Tal como Riggins esperaba, en el Motel 6 los dos agentes de Artes oscuras habían rechazado la bebida que les había ofrecido. Aun así, habían aceptado escucharlo. Al fin y al cabo, eran profesionales.
—Imagino que ya habéis oído que Dark ha rechazado la oferta —les había dicho Riggins, sentado en el borde de la cama.
Nellis, el del pelo cortado a cepillo, asintió. McGuire permaneció absolutamente inmóvil. Puede que estuviera pensando en los dedos que le faltaban.
—Pero todavía me queda tiempo, y tengo un as en la manga. Pero necesito algo de espacio. Dark era uno de nuestros mejores agentes.

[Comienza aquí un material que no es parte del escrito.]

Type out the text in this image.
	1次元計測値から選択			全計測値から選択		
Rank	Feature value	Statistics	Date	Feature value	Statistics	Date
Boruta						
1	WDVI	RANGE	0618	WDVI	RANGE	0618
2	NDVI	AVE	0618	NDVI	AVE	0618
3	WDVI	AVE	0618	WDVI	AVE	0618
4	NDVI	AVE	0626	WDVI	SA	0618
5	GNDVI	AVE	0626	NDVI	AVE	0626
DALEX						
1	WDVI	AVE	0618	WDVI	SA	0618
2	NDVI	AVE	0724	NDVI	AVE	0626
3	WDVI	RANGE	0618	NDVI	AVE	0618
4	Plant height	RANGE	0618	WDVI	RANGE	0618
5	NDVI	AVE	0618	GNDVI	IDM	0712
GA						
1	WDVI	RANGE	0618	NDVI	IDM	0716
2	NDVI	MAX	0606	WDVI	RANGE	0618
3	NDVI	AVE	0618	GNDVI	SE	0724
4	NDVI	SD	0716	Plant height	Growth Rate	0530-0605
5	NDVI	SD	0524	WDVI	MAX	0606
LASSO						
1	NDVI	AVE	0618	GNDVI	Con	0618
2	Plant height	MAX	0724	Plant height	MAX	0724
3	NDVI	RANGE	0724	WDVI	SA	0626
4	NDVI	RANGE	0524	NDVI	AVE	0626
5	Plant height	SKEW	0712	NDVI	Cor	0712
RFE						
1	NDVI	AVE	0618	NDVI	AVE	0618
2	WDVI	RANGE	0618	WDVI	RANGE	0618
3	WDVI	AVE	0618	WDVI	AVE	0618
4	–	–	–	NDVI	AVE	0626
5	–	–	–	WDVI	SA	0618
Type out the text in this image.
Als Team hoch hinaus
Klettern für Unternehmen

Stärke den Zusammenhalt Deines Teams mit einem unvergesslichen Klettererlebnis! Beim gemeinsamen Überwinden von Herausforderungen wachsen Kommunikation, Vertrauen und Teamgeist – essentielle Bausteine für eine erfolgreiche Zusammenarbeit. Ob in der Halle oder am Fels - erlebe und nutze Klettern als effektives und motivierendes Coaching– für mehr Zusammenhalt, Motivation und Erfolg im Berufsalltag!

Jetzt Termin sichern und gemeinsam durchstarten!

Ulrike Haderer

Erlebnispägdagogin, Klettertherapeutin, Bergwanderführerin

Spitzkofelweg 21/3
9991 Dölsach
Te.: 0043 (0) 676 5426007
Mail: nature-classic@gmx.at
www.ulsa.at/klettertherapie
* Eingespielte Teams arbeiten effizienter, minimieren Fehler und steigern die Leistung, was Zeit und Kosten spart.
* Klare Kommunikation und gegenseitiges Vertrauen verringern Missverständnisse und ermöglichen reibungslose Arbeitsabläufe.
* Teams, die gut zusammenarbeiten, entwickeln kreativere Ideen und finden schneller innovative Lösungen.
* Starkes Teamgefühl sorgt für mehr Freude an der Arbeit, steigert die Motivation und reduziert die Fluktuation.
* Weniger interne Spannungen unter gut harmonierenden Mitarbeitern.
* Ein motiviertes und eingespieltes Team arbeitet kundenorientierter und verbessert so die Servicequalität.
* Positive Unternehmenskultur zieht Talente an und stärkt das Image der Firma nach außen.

Os descubrió en cuestión de segundos, y siempre ha sentido una tremenda desconfianza hacia los desconocidos. Si quiero que esto funcione, necesito que crea que estamos solos. Que esto es algo entre nosotros dos.
Nellis lo miró fijamente.
—Si te escapas, te encontraremos. Y será mucho peor para ti.
—No planeo huir —dijo Riggins—. Os podéis quedar las llaves de mi coche, si eso os hace sentir mejor. ¿Qué voy a hacer? ¿Meterme en el mar e irme nadando hasta Japón?
Nellis y McGuire estuvieron de acuerdo en concederle a Riggins el espacio que pedía. Pero ellos estarían cerca, en algún sitio en el que no pudieran ser «descubiertos».
Lo que Riggins no les contó a sus niñeras fue que no tenía intención alguna de intentar convencer a Dark.
Lo que quería era pasar parte de sus últimas horas junto a su amigo.
Y ahora Dark se estaba acercando a él, subiendo uno a uno los escalones del muelle. Riggins le dio otra calada a su cigarrillo y soltó el humo por la nariz, como si fuera un toro de dibujos animados.
—Dark —dijo Riggins.
Sin previo aviso, Dark sonrió y le quitó el cigarrillo. Le dio una calada antes de lanzarlo por un lado del muelle.
—El cáncer de pulmón —dijo— es la primera causa de mortalidad entre los hombres.
Mierda. A Riggins le habría gustado acabárselo. Le quedaban once pitillos en el paquete y no quería morir sin haberlos saboreado todos y cada uno de ellos.
—Tú dirás.
—Creías que el bebé del vídeo funcionaría, ¿verdad? Que me haría volver inmediatamente a Casos especiales.
Riggins levantó la mirada hacia Dark con una expresión de genuina sorpresa en el rostro.